Speaking during a press briefing at the Command Centre on site this morning, Brathwaite also urged those in surrounding districts that include Melrose, Arthur Seat, Padmore Village, Welches Terrace, Welches Land, Holders Hill, Prior Park, Halls Village, Paynes Bay, West Terrace and Haynesville, to exercise all necessary precautions and avoid inhaling the smoke where possible. Those areas are presently being affected by low smoke.

Brathwaite, noted that the fire had “died down” considerably from last night. He added that emergency responders would continue to use dirt to extinguish the fire and then determine the way forward.

Attorney General briefing the media.

Attorney General briefing the media.

“Unless it is absolutely necessary we want you to stay out of the areas for now,” he said, noting that further testing needed to be done by authorities. Affected residents are again being urged that where possible to stay with family and friends until the smoke is brought under control.

Chief Environmental Health Officer, Tyrone Applewhaite, also cautioned residents and others in affected communities to continue avoiding the area.

“As the fire cools, things on the ground will get worse… We expect this to continue as long as the fire is smouldering like that, and we are hoping that people would keep out of the area as much as possible,” he said, warning that inhaling the smoke consistently would only cause harm.

In addition, Chief Medical Officer of Health, Dr. Joy St. John, explained that there were issues of lasting air quality. She told members of the media that she had already made contact with the Public Health Laboratory to conduct microbiological tests, the University of the West Indies to conduct chemical tests, and the Environmental Protection Department to do chemical analysis on air quality.

She explained that the chemical content from the rubber of the burning tyres, cars and fibre glass, were among the issues officials faced.

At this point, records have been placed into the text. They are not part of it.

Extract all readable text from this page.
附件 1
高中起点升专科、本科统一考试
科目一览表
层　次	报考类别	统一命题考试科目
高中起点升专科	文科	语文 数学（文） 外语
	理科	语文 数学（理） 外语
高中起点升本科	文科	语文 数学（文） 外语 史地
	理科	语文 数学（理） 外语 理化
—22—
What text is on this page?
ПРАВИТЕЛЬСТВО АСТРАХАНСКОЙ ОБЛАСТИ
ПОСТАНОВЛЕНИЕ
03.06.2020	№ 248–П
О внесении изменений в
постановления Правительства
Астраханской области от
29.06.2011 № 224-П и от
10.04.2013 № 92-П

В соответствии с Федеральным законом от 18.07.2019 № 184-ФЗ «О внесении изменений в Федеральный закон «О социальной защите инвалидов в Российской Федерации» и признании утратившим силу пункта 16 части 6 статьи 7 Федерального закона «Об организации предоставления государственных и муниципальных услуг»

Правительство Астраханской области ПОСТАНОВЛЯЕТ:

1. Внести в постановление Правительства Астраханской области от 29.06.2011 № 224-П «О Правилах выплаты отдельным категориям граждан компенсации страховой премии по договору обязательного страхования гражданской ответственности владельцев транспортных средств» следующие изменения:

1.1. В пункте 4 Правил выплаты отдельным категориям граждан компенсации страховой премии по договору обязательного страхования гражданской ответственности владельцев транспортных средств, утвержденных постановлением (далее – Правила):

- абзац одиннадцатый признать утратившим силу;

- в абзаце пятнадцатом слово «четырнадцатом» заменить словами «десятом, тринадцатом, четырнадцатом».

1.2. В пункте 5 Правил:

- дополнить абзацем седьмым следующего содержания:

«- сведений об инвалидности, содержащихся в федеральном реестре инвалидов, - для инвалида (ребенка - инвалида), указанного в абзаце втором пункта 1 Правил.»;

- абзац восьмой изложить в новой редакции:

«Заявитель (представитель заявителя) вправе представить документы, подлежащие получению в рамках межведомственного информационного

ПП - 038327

“They are not the worse chemicals, but they are also not the best. You cannot predict who will have issues with this, especially those who have difficulties like asthma. We are just being cautious,” St. John stated.

Officials from the Barbados Fire Service, the Royal Barbados Police Force, the Department of Emergency Management, the Environmental Protection Department and the Ministry of Health, along with private entities, will continue to battle the blaze and address health concerns.